Belgium’s financial regulator CBFA licenses 43 local custodians and one foreign entity, the BNY Mellon.

Some of these smaller banks say they offer sub-custody services but they essentially act as custodians because they are already licensed to manage client monies on a discretionary basis or to manage investment funds which receive third party monies.

These banks’ custody assets are captive and they do not actively compete for third-party business. Banque de Groof is a good example of this type of institution. It manages some €22.9bn, much of this in over 65 unitised funds. More than half of these funds are domiciled in Belgium. The remainder are just across the border in Luxembourg. The Belgium-domiciled funds are mainly invested in Belgian assets - equities, bonds and real estate. Over 60% of all the assets managed by De Groof are in the euro-zone, including domestic assets.

The much larger Fortis Bank has over 240 Belgium-domiciled funds across a wide range of asset classes and geography. BNP Paribas, Dexia and KBC also have diversified suites of Belgium-domiciled funds, as well as funds domiciled in Luxembourg. The aggregate value of ‘captive’ assets subject to in-house custody in Belgium is therefore quite substantial, probably in excess of €200bn, according to the Belgian Fund Manager’s Association (BEAMA).

“There are still quite a number of local players in the Belgian market,” notes Gael Nicora, head of relationship management for Belgium at BNY Mellon Asset Servicing. He adds that some compete in the open market and some do not. The large Belgian banks use global custodians for exotic asset classes while continuing to custody domestic and euro-zone assets in-house.

The Belgian three-pillar pension system offers some limited opportunities to third-party custodians. The so-called Silver Fund, part of first pillar provision, is only permitted to invest in Belgian government debt. Fund reporting is annual; fund assets are today worth at least €16bn. According to Silver Fund spokesperson José Nys, bonds and cash are under custody from the Belgian Treasury and central bank.

Second-pillar occupational pension schemes offer only slightly better prospects to custodians. These can be set up on an employer-specific or industry-wide basis. There are a few defined benefit plans, mostly for white collar workers. The large schemes are all defined contribution but subject to a regulatory regime of guaranteed minimum annual returns - 3.75% from employee contributions, or 3.25% from employer contributions.

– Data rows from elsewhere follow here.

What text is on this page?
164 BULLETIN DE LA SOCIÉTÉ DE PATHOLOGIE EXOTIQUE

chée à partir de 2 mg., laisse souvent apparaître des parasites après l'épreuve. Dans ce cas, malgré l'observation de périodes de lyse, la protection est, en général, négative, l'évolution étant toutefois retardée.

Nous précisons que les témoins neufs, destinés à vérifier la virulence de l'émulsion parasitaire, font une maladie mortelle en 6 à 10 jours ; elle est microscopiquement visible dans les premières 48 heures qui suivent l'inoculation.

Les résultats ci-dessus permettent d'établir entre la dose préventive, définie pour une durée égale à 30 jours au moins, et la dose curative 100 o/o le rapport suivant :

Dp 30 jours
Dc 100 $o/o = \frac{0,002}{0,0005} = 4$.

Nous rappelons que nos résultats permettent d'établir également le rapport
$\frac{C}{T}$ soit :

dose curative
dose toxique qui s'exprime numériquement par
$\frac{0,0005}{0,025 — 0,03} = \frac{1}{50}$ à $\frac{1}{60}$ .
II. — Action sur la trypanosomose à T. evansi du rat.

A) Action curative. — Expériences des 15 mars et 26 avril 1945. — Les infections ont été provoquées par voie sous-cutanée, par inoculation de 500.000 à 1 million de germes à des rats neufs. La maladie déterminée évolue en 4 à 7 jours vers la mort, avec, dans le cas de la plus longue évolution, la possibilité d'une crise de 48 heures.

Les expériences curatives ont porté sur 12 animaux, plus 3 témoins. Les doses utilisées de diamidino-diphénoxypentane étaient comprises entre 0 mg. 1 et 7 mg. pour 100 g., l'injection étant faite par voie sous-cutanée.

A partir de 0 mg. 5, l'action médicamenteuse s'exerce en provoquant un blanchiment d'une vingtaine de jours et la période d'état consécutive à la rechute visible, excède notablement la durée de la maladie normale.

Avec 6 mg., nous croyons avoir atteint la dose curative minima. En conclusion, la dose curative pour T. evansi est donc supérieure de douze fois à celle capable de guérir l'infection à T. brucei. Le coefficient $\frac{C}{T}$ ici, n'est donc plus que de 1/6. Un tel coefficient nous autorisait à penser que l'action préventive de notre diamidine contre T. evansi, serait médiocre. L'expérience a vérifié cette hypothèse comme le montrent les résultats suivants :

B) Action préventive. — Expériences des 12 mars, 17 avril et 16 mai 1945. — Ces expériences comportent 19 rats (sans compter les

According to Mercer, the aggregate value of assets in these and less numerous third-pillar plans is more than €13bn. Most of these guaranteed minimum return funds are provided by domestic Belgian insurance companies, which typically do their custody in-house. Examples here include insurance companies run by Ethias, Fortis, Axa, ING, AGF and Delta Lloyd, all of which are also licensed as custodians by the CBFA.

A couple of trends in asset allocation deserve to be noted here because of their possible consequences for custody banks in this market. Belgian pension assets are almost equally divided between equities and bonds but funds continue to diversify out of the domestic asset pool and into the wider euro-zone. “There is some growing demand for investment strategies that require a high level of capability and competence from custodians,” says Nicora. This, in turn, requires higher levels of investment by custodians. “Will all the local players want to make this investment?” he adds.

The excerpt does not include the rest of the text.